Fabiola trat zu ihrem Pferd, nestelte kurz am Sattel. Dann wandte sie sich zu Obsidian, reichte ihm etwas, in Stoff eingeschlagen. „Hat wohl jemand irgendwo liegen lassen.“ Sie grinste verschwörerisch. Obsidian nahm es entgegen. Es dauerte einen Augenblick, bis er sich erinnerte. Dann lächelte er wissend. “Ich werde es zu nutzen wissen”, versprach er.

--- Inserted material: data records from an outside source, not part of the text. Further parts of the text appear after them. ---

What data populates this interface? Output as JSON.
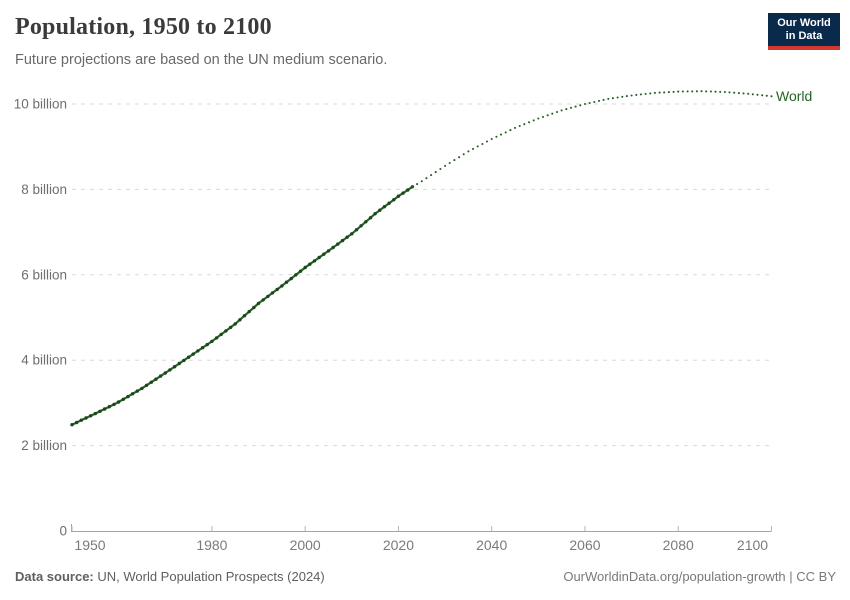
{
  "header": {
    "title": "Population, 1950 to 2100",
    "subtitle": "Future projections are based on the UN medium scenario.",
    "logo": {
      "line1": "Our World",
      "line2": "in Data",
      "background_color": "#0a2a4c",
      "accent_bar_color": "#d5382e"
    }
  },
  "chart_data": {
    "type": "line",
    "title": "Population, 1950 to 2100",
    "xlabel": "",
    "ylabel": "",
    "grid": true,
    "xlim": [
      1950,
      2100
    ],
    "ylim": [
      0,
      10.45
    ],
    "x_ticks": [
      1950,
      1980,
      2000,
      2020,
      2040,
      2060,
      2080,
      2100
    ],
    "y_ticks": [
      {
        "value": 0,
        "label": "0"
      },
      {
        "value": 2,
        "label": "2 billion"
      },
      {
        "value": 4,
        "label": "4 billion"
      },
      {
        "value": 6,
        "label": "6 billion"
      },
      {
        "value": 8,
        "label": "8 billion"
      },
      {
        "value": 10,
        "label": "10 billion"
      }
    ],
    "series": [
      {
        "name": "World",
        "color": "#256325",
        "line_color": "#2b632b",
        "dot_color": "#1b471b",
        "historical": {
          "x": [
            1950,
            1955,
            1960,
            1965,
            1970,
            1975,
            1980,
            1985,
            1990,
            1995,
            2000,
            2005,
            2010,
            2015,
            2020,
            2023
          ],
          "y": [
            2.49,
            2.75,
            3.02,
            3.34,
            3.7,
            4.07,
            4.44,
            4.85,
            5.33,
            5.74,
            6.17,
            6.56,
            6.96,
            7.43,
            7.84,
            8.06
          ]
        },
        "projection": {
          "x": [
            2023,
            2025,
            2030,
            2035,
            2040,
            2045,
            2050,
            2055,
            2060,
            2065,
            2070,
            2075,
            2080,
            2085,
            2090,
            2095,
            2100
          ],
          "y": [
            8.06,
            8.19,
            8.55,
            8.89,
            9.18,
            9.44,
            9.66,
            9.85,
            10.0,
            10.12,
            10.2,
            10.26,
            10.29,
            10.3,
            10.28,
            10.24,
            10.18
          ]
        }
      }
    ],
    "legend_entries": [
      "World"
    ],
    "legend_position": "end-of-line",
    "axis_color": "#a3a3a3",
    "gridline_color": "#dadada"
  },
  "footer": {
    "datasource_label": "Data source:",
    "datasource_value": " UN, World Population Prospects (2024)",
    "link": "OurWorldinData.org/population-growth | CC BY"
  }
}
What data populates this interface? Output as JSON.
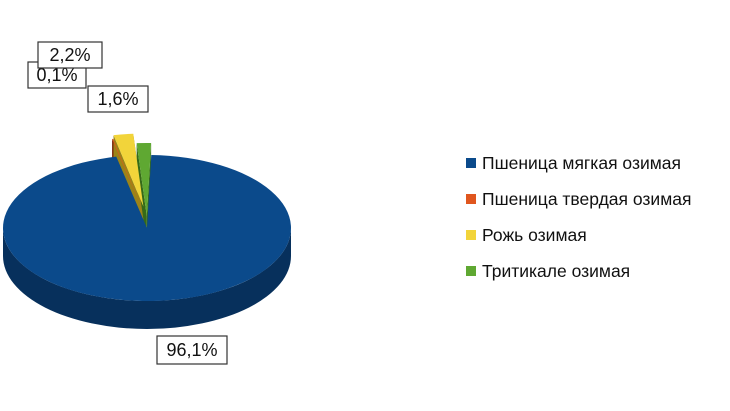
{
  "chart_data": {
    "type": "pie",
    "style": "3d-exploded",
    "slices": [
      {
        "name": "Пшеница мягкая озимая",
        "value": 96.1,
        "label": "96,1%",
        "color": "#0b4a8b",
        "side_color": "#07305c"
      },
      {
        "name": "Пшеница твердая озимая",
        "value": 0.1,
        "label": "0,1%",
        "color": "#e0561e",
        "side_color": "#7a2a0c"
      },
      {
        "name": "Рожь озимая",
        "value": 2.2,
        "label": "2,2%",
        "color": "#f2d43a",
        "side_color": "#9b8418"
      },
      {
        "name": "Тритикале озимая",
        "value": 1.6,
        "label": "1,6%",
        "color": "#5fa832",
        "side_color": "#356a18"
      }
    ],
    "legend_position": "right"
  }
}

Miri kam aus dem Haus, ein einfaches Kopftuch und ebensolches Hemd in der Hand. „Hier, dann gehst du als Stallmagd durch, wenn du dein Schultertuch weglässt.“ Fabiola streifte das Hemd über und steckte es locker in den Bund ihrer Hose, band geschickt das Kopftuch. „Wie seh ich aus?“, erkundigte sie sich. “Umwerfend”, entfuhr es Obsidian leise, doch lauter als gewollt. Fabiola musterte sich kritisch. Im Haus wurden Stimmen laut, auch die anderen Gebäude erwachten zum Leben. „Charmant bis zum letzten Moment. Vielen Dank, kein Wunder, dass deine Gesellschaft so angenehm ist.“, lächelte sie ihn an. „Komm, wir sollten uns eilen, nicht auszudenken, was sonst für Gerüchte entstehen, sollte uns jemand erkennen.“ Sie griff nach dem Halfter ihres Pferdes. “Würde mich nicht stören”, erwiderte Obsidian schulterzuckend. „Stimmt auch wieder.“, nickte Fabiola. „Wäre vermutlich ein geeigneter Aufhänger für so mache Konversation.“ Obsidian wandte sich nochmal Miri zu. “Vielen Dank für das Frühstück und die nette Gesellschaft. Es war mir eine Freude dich kennen zu lernen. Würde mich freuen, wenn wir das wiederholen können. Meld dich gern, wenn du mal in der Nähe Taladurs bist.” Instinktiv streckte er die Arme aus und drückte sie zum Abschied. Miri erwiderte die Geste ehrlich. „Achte auf sie, bitte.“, flüsterte sie ihm zu. “Werde ich”, versprach Obsidian. Dann wandte er sich um, und mit einem Zunge Schnalzen folgte er seinem Täubchen. Auf das Zeichen hin schaute Prinz auf… und mit einem Schnauben folgte der Hengst seinem Besitzer.

Nachdenklich sah Miri den beiden nach und ließ die Szene, die sich ihr geboten hatte, Revue passieren. Das versprach sehr unterhaltsam zu werden.